Et le thérapeute alors ? Il est celui qui est en relation, à travers ce qu’on peut appeler maintenant, l’onirothérapie, avec le rêve et l'affect, par rapport à lui-même et à l'autre. D’aucune manière il ne cherche à neutraliser la relation en neutralisant ses propres affects. Ceux-ci doivent être là, mais libres, au cours d'un face-à-face, généralement en raison d’une séance par semaine. On voit tout de suite l’écueil qu’on évite : qu’une situation thérapeutique conçue sur le modèle de la « neutralité bienveillante », puisse être le lien où s’actualisent, sans la possibilité de les dépasser, des situations d’impasse précoces liées à une présence-absence d’une figure parentale.

Le plus ardu dans ce travail c'est de respecter ce qui est là. Quand il s'effectue cependant, on a l'impression que les choses se sont déroulées d'elles-mêmes, sans intervention extérieure. On pense au grand poète zen japonais, Basho formulant ce paradoxe : «Si tu as un bâton, je te le donne, et si tu n'as pas de bâton, je te le prends ».

Qu'est-ce qu’on prend ? Qu'est-ce qu'on donne ? Qui prend ? Qui donne ?
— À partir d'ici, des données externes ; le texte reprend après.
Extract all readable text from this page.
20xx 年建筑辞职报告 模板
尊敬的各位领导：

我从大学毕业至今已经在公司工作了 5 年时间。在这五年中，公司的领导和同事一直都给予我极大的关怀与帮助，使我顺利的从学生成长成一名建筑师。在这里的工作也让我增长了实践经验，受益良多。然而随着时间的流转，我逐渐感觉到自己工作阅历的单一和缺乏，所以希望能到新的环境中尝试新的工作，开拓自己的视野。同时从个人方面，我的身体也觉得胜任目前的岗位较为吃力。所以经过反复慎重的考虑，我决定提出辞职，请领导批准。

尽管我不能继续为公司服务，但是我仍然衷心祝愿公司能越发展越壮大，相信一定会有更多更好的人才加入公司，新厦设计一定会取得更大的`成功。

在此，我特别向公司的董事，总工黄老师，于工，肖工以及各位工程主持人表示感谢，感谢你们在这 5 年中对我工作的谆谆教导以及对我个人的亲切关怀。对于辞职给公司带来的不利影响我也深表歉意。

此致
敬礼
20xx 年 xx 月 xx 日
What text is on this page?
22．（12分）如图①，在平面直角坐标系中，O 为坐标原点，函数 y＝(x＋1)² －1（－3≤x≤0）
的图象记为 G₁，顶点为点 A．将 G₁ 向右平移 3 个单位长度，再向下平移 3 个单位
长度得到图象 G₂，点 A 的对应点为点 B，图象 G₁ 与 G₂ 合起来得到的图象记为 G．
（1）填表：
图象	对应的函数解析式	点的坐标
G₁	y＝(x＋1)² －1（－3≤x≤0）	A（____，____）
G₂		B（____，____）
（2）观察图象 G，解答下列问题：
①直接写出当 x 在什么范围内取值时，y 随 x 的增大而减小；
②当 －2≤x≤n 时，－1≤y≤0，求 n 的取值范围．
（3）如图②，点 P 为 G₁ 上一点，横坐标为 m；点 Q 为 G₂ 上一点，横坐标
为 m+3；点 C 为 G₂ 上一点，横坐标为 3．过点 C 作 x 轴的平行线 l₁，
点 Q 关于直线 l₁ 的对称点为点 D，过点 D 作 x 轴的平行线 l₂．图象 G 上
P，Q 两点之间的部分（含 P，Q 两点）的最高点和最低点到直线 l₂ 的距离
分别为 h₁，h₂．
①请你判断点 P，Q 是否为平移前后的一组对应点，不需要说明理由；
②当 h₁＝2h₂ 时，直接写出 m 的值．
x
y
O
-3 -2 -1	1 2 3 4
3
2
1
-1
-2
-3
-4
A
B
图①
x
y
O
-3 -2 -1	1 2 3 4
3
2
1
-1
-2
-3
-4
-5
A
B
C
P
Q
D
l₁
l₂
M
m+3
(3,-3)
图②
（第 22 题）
Il faut en faire l’expérience relationnelle  dans une unité psycho-soma pour pouvoir y répondre, ou pour savoir qu’on n’a pas besoin d’y répondre, la médiation entre soi et soi-même ayant été effectuée par le thérapeute qui réalise l’unité de la personne, corps et âme, en ne prenant rien, en ne donnant rien, mais simplement en étant là, et en comprenant .



[1] Voir Sami-Ali : Corps réel, corps imaginaire, p. 106 sq, Dunod, Paris 1998.

[2] Voir Sami-Ali : Le rêve et l’affect. Une théorie du somatique, p. 185 sq. Dunod, Paris 1997.